Bravo! Southey! In these lines how many feelings of how many oppressed little hearts you have given vent to! Improvement, I do believe, has found its way, in a great degree, since then into private schools; but in many of them still, how much remains to be done! How much more may the spirits of masters and mistresses be humanized! How much more the law of love be substituted for the law of severity! It can not be too deeply impressed on the hearts of those who take the charge of children often at a great distance, that there is no tyranny so cowardly and mean as that which is exercised, not over grown men, but over tender children.
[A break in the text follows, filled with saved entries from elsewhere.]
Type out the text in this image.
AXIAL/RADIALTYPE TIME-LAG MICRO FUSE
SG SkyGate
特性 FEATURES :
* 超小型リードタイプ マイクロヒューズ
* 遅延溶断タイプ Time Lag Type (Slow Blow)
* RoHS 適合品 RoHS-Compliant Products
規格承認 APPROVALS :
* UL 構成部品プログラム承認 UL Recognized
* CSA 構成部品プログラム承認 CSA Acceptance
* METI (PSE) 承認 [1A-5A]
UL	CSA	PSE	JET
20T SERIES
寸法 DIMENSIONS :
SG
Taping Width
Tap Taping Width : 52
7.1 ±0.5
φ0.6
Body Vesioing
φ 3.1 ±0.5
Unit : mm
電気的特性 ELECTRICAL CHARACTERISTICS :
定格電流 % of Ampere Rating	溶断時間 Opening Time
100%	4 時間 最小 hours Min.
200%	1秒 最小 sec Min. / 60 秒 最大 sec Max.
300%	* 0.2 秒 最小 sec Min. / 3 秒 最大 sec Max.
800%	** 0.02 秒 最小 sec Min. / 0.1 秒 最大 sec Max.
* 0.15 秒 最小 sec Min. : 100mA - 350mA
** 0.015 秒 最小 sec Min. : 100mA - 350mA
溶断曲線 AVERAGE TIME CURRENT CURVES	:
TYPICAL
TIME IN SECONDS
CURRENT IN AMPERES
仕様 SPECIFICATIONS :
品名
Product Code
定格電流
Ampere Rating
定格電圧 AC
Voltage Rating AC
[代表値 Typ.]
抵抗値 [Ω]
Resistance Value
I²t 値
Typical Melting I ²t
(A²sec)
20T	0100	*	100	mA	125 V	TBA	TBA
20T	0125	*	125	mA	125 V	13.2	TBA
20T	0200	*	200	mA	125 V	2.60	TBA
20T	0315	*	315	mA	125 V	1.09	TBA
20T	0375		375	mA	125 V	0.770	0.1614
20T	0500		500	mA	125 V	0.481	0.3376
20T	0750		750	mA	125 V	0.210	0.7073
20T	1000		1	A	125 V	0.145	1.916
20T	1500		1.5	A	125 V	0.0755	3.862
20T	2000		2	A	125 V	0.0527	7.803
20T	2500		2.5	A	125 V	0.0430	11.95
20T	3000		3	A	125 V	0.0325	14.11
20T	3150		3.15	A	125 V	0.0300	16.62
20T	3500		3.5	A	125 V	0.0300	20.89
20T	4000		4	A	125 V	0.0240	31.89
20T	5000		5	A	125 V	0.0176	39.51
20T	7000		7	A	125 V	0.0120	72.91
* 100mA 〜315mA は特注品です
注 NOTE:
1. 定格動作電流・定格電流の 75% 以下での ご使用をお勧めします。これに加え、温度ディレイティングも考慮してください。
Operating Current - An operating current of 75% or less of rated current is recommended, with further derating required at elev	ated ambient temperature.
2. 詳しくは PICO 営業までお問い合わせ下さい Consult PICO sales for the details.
Coleridge calls this change, being "first plucked up and transplanted;" and adds--"Oh, what a change! I was a depressed, moping, friendless, poor orphan, half-starved;--at that time the portion of food to the Bluecoats was cruelly insufficient for those who had no friends to supply them." For those who had friends to supply them, the distinction set up was of the most detestable kind. They had luxuries brought in and served up before these poor half-starved little wretches. Charles Lamb, under the title of Elia, describes his own case as one of these favored ones. "I remember Lamb at school, and can well remember that he had some peculiar advantages, which I and others of his schoolfellows had not. His friends lived in town and were at hand, and he had the privilege of going to see them almost as often as he wished, through some invidious distinction which was denied us. The present treasurer of the Inner Temple can explain how it happened. He had his tea and hot rolls in the morning, while we were battening upon our quarter of a penny loaf; our _crug_ moistened with attenuated small beer in wooden piggins, smacking of the pitched leathern jack it was poured from. On Mondays, milk porritch, blue and tasteless, and the pease soup of Saturday, coarse and choking, were enriched for him with a slice of 'extraordinary bread and butter' from the hot loaf of the Temple. The Wednesday's mess of millet, somewhat less repugnant--(we had three banyan to four meat days in the week)--was endeared to his palate with a lump of double-refined, and a smack of ginger, or the fragrant cinnamon, to make it go down the more glibly. In lieu of our _half-pickled_ Sundays, or _quite fresh_ boiled beef on Thursdays, strong as caro equina, with destestable marigolds floating in the pail to poison the broth; our scanty mutton crags on Fridays; and rather more savory, but grudging portions of the same flesh, rotten-roasted, or rare, on the Tuesdays--the only dish which excited our appetites, and disappointed our stomachs in almost equal proportion; he had his hot plate of roast veal, or the more tempting griskin, exotics unknown to our palates, cooked in the paternal kitchen."